VxRail integrates software products from VMware with custom software engineered from Dell Technologies so that the physical compute, memory, network, and storage resources are placed under a virtualization layer to be managed and controlled as an adaptable pool of resources. The physical disk devices on each VxRail node are encapsulated under the virtualization layer to create a single consumable data store for the virtual workloads. In addition, a virtual switch is created during initial configuration and distributed across the entire VxRail cluster. The Ethernet ports on each node are placed under the virtualization layer to enable connectivity between virtual machines on the VxRail cluster, and to enable connectivity to end-users.
When integrated with VMware Cloud Foundation, the VxRail cluster is positioned as an individual building block to supply compute resources for consumption in Cloud Foundation virtual workloads. Cloud Foundation allows users to dynamically allocate and assign VxRail clusters into individual consumption pools, known as Virtual Infrastructure (VI) workload domains. A VI workload domain represents the logical boundary of consumable resources, and all functionality within these boundaries is managed through a single vCenter instance. Under this model, VI workload domains can be planned and deployed to support the distinct requirements of individual organizations or a set of applications.
The resources of individual VI workload domains can be expanded by adding individual nodes to a VxRail cluster, or by adding an entire new VxRail cluster into a VI workload domain. When this occurs, the physical resources are automatically added to the VI workload domain pool.
The networking resources for each VI workload domain are also logically segmented, so that the distinct requirements for a set of applications can be individually managed. By layering the VMware’s Cloud Foundation software stack on VxRail virtual switches, enterprise networking features such as routing, VPN, and security from NSX-T are embedded and enabled into each VI workload domain.
With support for NSX-T, virtual machine traffic that previously had to pass upstream through to the physical network for routing purposes can now traverse the virtual network when established on a Cloud Foundation on VxRail VI workload domain.
Virtual machines will connect to the network using a logical switch in a Cloud Foundation domain. Cloud Foundation on VxRail supports the connecting of these virtual switches into an extended logical network, known as a segment. This allows virtual machines in different VI workload domains to connect to each other through this extended switch fabric.
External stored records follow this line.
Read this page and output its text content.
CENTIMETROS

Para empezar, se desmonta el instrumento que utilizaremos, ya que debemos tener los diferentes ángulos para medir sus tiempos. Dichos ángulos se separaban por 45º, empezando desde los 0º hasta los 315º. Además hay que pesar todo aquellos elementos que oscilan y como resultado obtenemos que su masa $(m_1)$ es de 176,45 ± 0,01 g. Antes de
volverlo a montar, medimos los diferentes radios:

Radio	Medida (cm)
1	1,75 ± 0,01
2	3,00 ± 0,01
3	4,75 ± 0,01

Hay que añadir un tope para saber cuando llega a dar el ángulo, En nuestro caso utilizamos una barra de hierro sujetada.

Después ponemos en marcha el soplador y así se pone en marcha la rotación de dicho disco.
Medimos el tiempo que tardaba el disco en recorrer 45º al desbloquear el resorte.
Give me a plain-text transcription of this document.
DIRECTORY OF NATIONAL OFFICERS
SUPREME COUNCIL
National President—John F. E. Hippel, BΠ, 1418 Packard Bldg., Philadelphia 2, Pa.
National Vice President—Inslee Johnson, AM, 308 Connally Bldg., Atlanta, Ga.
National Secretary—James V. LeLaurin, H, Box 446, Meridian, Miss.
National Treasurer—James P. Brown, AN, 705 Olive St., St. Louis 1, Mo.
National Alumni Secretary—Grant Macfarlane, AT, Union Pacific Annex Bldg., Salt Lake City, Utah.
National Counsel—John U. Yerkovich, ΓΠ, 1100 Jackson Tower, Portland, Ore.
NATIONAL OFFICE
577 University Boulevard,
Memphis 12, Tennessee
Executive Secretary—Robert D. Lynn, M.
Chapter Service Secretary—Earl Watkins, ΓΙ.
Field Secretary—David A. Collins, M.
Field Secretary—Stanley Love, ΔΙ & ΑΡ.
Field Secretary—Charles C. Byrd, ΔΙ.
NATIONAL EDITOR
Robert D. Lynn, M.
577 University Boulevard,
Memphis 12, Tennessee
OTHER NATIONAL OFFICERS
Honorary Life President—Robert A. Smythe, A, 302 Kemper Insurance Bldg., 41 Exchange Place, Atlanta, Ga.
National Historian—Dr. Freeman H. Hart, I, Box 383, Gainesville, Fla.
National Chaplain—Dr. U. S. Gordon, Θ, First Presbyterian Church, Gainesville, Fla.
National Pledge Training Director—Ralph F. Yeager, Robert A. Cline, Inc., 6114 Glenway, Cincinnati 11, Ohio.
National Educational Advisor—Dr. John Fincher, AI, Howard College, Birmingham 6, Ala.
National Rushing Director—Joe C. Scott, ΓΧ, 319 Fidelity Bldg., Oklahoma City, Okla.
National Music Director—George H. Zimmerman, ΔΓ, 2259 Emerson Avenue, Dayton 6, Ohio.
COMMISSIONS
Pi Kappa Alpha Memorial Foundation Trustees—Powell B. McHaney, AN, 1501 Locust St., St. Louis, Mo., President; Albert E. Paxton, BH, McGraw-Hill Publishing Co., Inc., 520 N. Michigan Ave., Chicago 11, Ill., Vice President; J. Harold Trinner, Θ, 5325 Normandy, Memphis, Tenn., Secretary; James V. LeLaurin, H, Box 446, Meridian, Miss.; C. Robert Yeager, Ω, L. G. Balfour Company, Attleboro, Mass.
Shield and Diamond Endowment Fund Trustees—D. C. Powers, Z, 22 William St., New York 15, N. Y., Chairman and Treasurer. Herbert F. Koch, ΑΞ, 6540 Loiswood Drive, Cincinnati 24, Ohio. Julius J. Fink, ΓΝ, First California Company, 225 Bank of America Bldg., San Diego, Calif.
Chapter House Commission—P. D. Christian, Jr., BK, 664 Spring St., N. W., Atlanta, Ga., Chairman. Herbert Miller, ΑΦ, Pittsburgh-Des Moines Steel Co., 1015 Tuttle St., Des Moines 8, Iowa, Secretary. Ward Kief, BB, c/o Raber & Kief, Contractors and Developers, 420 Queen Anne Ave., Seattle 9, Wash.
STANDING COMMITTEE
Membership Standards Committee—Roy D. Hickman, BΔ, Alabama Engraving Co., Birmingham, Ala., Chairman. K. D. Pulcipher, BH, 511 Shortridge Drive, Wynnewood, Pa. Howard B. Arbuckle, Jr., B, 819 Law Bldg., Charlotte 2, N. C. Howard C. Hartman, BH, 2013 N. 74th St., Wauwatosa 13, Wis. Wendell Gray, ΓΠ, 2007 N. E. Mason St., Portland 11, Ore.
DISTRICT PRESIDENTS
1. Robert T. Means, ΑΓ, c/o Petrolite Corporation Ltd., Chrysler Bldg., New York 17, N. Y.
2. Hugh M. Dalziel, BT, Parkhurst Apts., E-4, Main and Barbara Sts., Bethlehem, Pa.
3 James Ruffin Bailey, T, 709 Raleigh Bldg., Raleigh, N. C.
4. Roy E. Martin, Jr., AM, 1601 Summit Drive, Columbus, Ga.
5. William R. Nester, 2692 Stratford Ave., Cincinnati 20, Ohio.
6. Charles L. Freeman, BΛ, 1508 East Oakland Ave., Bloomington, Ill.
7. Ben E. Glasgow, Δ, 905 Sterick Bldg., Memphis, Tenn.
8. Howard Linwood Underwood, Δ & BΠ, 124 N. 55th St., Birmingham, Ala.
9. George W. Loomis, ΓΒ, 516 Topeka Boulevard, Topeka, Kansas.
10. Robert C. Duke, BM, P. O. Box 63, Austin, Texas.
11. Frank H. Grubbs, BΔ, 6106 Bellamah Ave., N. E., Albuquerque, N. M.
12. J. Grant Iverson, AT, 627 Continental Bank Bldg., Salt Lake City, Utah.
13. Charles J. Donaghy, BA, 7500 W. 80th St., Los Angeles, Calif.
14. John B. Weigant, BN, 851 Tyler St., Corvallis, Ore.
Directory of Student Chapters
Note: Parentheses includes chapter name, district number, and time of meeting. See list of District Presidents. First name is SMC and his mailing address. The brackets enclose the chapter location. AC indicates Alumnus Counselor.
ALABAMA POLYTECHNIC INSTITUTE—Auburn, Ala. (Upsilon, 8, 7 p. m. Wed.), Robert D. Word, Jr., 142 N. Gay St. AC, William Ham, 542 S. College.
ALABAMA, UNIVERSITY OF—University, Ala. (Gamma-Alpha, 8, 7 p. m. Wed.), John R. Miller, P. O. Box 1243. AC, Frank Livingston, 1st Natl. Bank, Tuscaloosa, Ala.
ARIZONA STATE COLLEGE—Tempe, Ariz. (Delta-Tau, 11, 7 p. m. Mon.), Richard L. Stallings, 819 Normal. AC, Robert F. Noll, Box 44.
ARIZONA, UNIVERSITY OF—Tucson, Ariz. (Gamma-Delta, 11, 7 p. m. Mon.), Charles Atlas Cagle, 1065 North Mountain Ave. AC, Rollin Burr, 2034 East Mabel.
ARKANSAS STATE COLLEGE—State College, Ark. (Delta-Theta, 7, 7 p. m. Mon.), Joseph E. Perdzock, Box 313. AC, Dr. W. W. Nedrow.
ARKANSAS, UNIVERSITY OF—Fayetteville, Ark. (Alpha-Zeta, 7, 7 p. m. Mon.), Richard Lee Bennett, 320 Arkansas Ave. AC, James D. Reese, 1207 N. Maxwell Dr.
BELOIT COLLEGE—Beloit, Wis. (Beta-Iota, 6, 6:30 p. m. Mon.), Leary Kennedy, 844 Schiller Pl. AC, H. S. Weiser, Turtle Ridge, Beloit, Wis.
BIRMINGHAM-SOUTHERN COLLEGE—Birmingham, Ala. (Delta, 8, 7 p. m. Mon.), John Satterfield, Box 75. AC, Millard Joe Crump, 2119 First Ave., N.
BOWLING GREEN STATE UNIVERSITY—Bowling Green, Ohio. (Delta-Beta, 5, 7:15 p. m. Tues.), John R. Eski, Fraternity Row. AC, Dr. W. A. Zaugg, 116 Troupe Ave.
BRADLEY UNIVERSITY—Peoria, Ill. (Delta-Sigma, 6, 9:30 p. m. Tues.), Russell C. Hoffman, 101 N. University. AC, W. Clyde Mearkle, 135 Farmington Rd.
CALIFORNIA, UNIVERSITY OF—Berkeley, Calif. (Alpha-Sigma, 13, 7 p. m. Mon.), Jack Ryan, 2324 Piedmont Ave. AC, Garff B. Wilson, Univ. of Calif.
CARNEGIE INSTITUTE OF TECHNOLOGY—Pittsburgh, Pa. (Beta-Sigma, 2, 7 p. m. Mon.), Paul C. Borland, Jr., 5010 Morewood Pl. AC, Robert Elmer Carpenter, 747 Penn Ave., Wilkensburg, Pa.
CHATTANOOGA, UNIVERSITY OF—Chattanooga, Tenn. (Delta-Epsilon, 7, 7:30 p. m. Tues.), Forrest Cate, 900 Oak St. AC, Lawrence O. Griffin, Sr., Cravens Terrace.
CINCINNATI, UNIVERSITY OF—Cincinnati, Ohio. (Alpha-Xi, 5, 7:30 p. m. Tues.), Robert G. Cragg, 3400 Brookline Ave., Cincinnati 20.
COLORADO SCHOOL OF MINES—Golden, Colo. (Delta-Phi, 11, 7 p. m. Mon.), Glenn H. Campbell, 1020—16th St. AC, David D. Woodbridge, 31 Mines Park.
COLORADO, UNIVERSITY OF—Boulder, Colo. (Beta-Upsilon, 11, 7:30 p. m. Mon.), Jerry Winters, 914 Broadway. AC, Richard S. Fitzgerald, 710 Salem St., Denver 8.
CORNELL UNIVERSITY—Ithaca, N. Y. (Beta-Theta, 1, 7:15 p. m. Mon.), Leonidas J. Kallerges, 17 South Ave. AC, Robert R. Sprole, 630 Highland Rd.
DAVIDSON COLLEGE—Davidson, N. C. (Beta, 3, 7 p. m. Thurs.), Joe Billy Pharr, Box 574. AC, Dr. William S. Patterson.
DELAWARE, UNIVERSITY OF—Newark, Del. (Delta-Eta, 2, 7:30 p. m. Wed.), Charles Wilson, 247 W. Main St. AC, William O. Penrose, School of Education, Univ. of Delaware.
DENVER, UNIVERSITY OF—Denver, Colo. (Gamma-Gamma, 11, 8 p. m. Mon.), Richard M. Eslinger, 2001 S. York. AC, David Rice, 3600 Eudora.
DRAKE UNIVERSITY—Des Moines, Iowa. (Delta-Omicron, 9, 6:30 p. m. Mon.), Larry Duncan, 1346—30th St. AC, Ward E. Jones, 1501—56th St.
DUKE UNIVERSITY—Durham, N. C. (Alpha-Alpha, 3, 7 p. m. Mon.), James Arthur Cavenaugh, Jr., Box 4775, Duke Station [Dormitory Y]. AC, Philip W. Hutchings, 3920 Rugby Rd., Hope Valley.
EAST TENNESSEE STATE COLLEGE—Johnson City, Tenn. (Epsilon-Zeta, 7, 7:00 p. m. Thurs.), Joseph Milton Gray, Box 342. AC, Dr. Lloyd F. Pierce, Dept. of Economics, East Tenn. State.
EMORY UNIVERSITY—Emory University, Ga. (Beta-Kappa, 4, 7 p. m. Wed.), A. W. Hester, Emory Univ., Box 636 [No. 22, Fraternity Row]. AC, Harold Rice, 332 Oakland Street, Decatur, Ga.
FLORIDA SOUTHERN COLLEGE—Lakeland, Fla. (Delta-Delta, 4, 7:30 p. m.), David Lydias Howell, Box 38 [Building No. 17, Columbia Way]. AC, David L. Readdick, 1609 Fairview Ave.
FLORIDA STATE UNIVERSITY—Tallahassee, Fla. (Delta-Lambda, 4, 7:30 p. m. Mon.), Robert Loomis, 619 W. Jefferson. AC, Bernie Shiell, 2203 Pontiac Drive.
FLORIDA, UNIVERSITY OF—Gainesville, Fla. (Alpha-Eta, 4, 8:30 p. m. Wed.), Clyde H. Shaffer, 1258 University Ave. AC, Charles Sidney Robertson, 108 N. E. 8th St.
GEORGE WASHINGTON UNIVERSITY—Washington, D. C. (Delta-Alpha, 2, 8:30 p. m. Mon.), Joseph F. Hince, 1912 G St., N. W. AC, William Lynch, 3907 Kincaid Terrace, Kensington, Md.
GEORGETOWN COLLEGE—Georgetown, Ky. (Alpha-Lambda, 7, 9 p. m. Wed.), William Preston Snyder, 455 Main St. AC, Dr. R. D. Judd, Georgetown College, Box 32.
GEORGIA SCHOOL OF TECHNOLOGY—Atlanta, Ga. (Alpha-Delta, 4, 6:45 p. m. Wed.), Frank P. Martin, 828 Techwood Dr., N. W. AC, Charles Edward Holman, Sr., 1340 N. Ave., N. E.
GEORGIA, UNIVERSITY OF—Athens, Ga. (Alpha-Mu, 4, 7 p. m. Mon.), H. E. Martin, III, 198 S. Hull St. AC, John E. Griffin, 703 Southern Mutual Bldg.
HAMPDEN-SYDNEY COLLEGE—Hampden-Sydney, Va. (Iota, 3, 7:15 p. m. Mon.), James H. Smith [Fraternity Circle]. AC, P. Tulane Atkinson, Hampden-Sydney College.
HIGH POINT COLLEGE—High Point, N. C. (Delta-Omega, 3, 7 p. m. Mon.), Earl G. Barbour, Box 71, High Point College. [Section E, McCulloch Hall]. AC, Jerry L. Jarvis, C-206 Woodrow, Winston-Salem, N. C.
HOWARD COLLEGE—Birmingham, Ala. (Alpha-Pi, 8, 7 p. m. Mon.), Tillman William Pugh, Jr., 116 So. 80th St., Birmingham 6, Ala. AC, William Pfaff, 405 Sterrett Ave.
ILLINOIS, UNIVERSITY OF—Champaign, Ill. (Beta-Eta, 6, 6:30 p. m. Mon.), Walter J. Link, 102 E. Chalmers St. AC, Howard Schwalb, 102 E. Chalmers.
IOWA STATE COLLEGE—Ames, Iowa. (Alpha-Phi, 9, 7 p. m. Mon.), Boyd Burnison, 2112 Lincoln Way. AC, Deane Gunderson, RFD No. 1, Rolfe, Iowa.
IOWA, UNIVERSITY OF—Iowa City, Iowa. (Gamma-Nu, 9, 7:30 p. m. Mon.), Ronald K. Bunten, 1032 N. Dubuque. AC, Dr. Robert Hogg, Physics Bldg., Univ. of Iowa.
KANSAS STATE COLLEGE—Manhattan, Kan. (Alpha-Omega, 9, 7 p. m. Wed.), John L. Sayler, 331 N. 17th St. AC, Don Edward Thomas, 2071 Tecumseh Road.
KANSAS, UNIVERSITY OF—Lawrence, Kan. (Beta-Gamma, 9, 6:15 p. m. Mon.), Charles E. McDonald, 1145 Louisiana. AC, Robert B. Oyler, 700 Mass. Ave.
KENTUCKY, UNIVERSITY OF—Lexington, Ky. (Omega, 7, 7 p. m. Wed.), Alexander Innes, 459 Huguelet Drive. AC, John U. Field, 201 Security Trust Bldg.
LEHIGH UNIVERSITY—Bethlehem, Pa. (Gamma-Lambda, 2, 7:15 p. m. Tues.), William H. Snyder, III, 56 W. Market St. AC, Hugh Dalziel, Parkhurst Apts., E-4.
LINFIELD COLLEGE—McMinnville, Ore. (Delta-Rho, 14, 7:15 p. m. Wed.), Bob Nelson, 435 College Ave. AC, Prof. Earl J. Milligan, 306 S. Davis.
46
If a virtual machine requires routing services, the extended logical switch, or segment, can use routing services provided by NSX-T within the virtual network. To support connectivity to applications and end-users outside of the virtual network, the NSX-T virtual routing services form a peer relationship with existing upstream physical routers in the data center to share routing information, and form a seamless connection between the physical and logical networks.